Murat fit des aveux partiels d’abord, puis avoua avoir été chercher des renseignements à Paris.
Il était connu comme un triste garnement. Il avait été incorporé le 23 novembre 1913, et le 16 juin 1914 il était déjà condamné par le Conseil de Guerre de la 13ᵉ région à un an de prison pour outrages et menaces envers un supérieur.
Comme soldat, pendant la guerre, Murat fut un lâche. Lors des combats de Sarrebourg, en 1914, il avait disparu une première fois. Son adjudant disait de lui: «Très mauvais soldat, discutant les ordres, n’obéissant pas, recherchant toutes les occasions de fuir le combat». Son chef de section, le sous-lieutenant Fonlupt, déclarait qu’il s’était signalé à la compagnie par «son manque de courage». Son camarade Beaumont affirmait que c’était «une forte tête», déclarant à tout propos qu’il «se barrerait et ne se ferait pas tuer.»
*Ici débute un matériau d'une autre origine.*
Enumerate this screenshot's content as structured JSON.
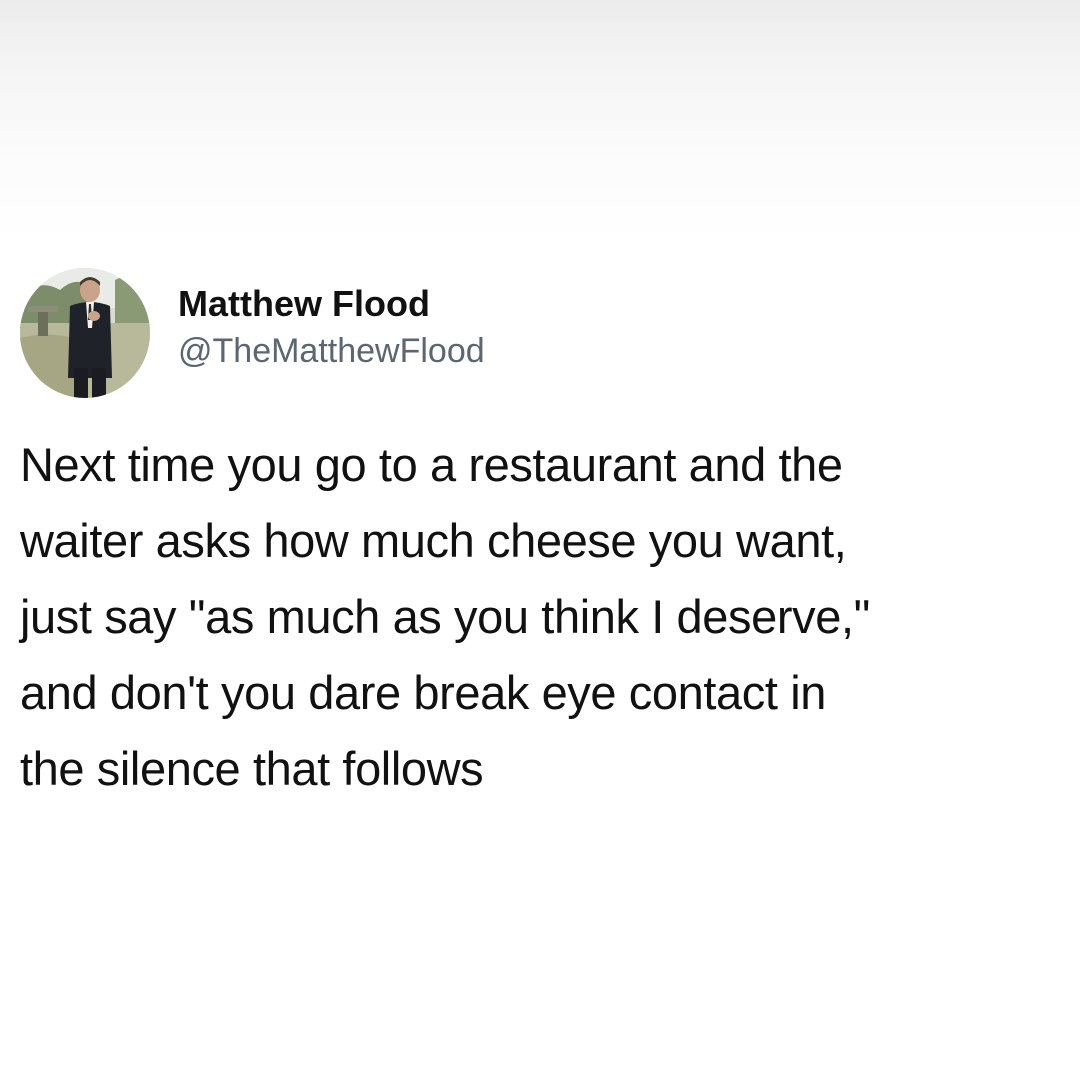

Au combat de Xoffenvillers (Vosges), le 27 août 1914, son capitaine dut le menacer de son revolver pour l’empêcher de fuir.
Murat avait une autre terreur: celle d’être fusillé.
Après avoir déserté en septembre 1914 au combat de Dreslincourt, il était venu à Paris, avait volé des effets civils et s’était rendu à Lyon, où, en novembre 1916, il rencontra Franciscoud qu’il rejoignit à Genève. C’est là, dit-il, qu’il «trouva» quatre livrets militaires qu’il remplit au nom de Paul Fournier en ajoutant la mention «Réformé nº 2, à Lyon».
En décembre 1915, il vint habiter Paris, fit connaissance de la femme Bouvet, puis en 1916 passa en Suisse et se fit embaucher à l’usine de la Motosacoche sous le nom de Lutger, nom du beau-frère du tenancier du café Amodru.
A Paris, il avait été signalé comme s’étant rendu, soi-disant pour acheter du platine, chez le bijoutier Beaudart, «honorable commerçant»—qui fut condamné à sept ans de réclusion pour vol de bijoux.
Telle est la biographie de Elie Murat. On verra par la suite de cette histoire qu’elle s’est terminée par une condamnation aux travaux forcés à perpétuité et une évasion.